Issue (i): Whether the assessment on the firm was valid in law notwithstanding the earlier assessment of the partners.
Analysis: The firm was treated as a separate taxable entity under the Indian Income-tax Act, and the earlier assessment of some partners on their shares did not by itself prevent the department from proceeding against the firm. The court followed the binding authority on reassessment and firm liability and answered the first question without independent controversy.
Conclusion: The assessment on the firm was valid in law, and this issue was answered against the assessee.
Issue (ii): Whether the profits in dispute were assessable in the assessment year 1947-48.
Analysis: The profit arose from a transaction that, at the time it occurred, stood in the name of one partner, and the firm's claim to that profit was only asserted later in litigation. Income can be said to accrue only when a right to receive it comes into existence and the claim is no longer in jeopardy; a mere claim to profit does not amount to accrual. Since the firm's right to the profit was established only through the later suit proceedings and consent terms, the profit could not be treated as having accrued in 1947-48.
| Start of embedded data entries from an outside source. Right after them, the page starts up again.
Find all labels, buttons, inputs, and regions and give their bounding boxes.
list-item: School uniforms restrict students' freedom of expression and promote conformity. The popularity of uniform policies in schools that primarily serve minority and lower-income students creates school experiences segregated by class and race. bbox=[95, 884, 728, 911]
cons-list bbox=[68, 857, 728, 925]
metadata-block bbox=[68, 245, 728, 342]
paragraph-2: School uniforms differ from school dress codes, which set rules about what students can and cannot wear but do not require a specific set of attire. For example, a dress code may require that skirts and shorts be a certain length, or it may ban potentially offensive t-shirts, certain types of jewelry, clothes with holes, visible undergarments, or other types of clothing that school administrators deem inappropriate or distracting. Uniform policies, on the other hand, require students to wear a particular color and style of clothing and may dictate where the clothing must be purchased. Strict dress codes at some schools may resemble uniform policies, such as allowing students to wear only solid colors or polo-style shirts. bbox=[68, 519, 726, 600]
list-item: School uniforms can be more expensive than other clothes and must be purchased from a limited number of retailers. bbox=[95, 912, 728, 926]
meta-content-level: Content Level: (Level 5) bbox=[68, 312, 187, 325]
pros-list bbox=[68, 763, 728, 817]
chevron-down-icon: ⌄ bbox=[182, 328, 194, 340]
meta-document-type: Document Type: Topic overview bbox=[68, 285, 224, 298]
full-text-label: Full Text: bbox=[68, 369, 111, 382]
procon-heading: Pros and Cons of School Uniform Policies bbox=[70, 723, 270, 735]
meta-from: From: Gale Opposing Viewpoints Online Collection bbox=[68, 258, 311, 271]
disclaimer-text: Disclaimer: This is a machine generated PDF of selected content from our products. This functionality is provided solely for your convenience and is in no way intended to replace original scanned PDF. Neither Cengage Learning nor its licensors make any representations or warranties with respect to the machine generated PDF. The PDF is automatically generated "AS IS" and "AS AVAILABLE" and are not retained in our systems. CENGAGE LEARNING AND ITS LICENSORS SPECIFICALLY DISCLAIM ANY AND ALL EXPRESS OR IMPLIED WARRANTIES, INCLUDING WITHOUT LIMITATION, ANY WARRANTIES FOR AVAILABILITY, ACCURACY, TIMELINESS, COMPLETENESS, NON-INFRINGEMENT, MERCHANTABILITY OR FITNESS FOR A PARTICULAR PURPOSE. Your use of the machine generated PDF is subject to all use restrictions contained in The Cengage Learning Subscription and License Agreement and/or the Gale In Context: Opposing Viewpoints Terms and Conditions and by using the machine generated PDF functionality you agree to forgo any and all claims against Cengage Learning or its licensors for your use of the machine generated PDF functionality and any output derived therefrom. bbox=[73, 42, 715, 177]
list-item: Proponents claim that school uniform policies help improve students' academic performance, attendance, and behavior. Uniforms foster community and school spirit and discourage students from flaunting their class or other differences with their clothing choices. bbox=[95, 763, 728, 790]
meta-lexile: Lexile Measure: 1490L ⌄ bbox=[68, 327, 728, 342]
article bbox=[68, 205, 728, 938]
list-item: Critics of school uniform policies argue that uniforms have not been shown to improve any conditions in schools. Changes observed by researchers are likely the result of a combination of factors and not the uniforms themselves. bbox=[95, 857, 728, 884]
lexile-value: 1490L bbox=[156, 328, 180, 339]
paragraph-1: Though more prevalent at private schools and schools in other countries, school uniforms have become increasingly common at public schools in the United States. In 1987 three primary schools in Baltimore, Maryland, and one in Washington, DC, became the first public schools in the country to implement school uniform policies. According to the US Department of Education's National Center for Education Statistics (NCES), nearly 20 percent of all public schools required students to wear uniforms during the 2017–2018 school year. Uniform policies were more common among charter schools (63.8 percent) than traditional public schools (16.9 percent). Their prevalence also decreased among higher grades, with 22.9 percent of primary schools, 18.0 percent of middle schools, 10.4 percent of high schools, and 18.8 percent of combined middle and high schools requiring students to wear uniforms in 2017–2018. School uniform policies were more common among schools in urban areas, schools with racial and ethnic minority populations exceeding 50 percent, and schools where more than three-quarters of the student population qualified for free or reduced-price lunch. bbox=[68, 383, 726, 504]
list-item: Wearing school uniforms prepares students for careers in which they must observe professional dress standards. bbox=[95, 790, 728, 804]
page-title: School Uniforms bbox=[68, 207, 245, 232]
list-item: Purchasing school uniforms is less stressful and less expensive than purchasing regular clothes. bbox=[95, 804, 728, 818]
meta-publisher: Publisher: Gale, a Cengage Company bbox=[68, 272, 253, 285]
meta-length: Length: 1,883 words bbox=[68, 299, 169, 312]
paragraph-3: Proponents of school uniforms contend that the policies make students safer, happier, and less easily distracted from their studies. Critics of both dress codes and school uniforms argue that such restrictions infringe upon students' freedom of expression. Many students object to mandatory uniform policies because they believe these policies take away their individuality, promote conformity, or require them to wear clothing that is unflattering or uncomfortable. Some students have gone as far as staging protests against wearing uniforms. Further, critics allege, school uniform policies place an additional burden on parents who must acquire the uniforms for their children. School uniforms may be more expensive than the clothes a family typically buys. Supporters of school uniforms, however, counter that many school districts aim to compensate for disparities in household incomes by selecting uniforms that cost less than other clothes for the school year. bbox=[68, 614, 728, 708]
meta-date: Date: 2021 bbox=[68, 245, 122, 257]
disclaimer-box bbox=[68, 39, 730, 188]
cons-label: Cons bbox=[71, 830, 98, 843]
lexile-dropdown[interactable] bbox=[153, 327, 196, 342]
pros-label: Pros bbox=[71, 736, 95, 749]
Conclusion: The profits were not assessable in the assessment year 1947-48, and this issue was answered in favour of the assessee.
Final Conclusion: The reference was answered partly for the department and substantially for the assessee, with the disputed profits held outside assessment year 1947-48 and costs awarded to the assessee.
Ratio Decidendi: Income accrues only when the assessee acquires an enforceable right to receive it; a disputed or contingent claim does not constitute accrued income for tax purposes.